As part of an event called HackCYSAT, hackers were invited to attack the ESA’s OPS-SAT, a CubeSat intended to demonstrate improved techniques for mission control and more advanced satellite hardware. The computer hardware on board is ten times more powerful than other existing ESA satellites, and aims to take satellite technology on a new leap forward.
As with most hacking contests, it wasn’t a perfect representation of a real attack. Hackers were instructed to only exploit the payload, and a system image was provided for them to work with.
[Didelot] goes into a great deal of detail, explaining how he worked his way through the security architecture of the satellite’s software, leading to takeover of the satellite with root privileges. He found several vulnerabilities along the way, with the ESA being notified of such well before publication of the article this month.
In today’s geopolitically-fraught world, it only makes sense that satellites would become another battleground for cyber soldiers on all sides. Friendly exercises like HackCYSAT can serve as great training for those working on satellite embedded systems to help them shore up security, while also being a useful guide for offensive operatives to hone their skills as well.

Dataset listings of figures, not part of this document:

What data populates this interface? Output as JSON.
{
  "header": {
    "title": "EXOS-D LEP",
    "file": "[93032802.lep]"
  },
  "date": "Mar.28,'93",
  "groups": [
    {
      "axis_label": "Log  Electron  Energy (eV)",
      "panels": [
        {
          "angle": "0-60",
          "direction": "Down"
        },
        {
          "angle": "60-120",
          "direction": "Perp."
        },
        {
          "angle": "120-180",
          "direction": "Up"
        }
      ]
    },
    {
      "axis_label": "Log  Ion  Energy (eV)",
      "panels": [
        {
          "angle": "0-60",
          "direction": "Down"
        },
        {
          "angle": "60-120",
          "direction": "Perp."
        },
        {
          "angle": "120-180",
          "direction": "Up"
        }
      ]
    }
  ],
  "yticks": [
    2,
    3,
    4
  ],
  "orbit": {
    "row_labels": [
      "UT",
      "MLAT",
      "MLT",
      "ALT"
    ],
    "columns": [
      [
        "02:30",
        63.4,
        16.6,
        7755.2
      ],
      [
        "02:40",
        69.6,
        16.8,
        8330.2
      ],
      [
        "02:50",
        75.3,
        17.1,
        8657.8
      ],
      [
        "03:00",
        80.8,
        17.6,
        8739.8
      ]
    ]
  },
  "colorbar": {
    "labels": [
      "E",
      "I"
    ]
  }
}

We recently looked at the amazing bounty to be had when eavesdropping on satellites, too. If you’re out there experimenting in this space-based field, don’t hesitate to drop us a line with your findings. Happy hacking!
5 thoughts on “Hacking An Experimental ESA Satellite”
Please pay special attention to the last paragraph, where it is revealed that the HackCYSAT quietly cancelled the event without really telling the people who had submitted applications.
Bad look if you ask me, especially if you hope to get any renewed attention from security professionals for your next event.
Jeez yeah what a bad look for them. I mean, we are getting just one side of the story here but that kind of accusation does not go lightly.
That’s awful! The author clearly put a lot of free work into this for them and should be acknowledged. It seems the ESA’s pride is more important to them than their gaping security holes
I man, this might as well be an article on “how to cheese off security specialists”!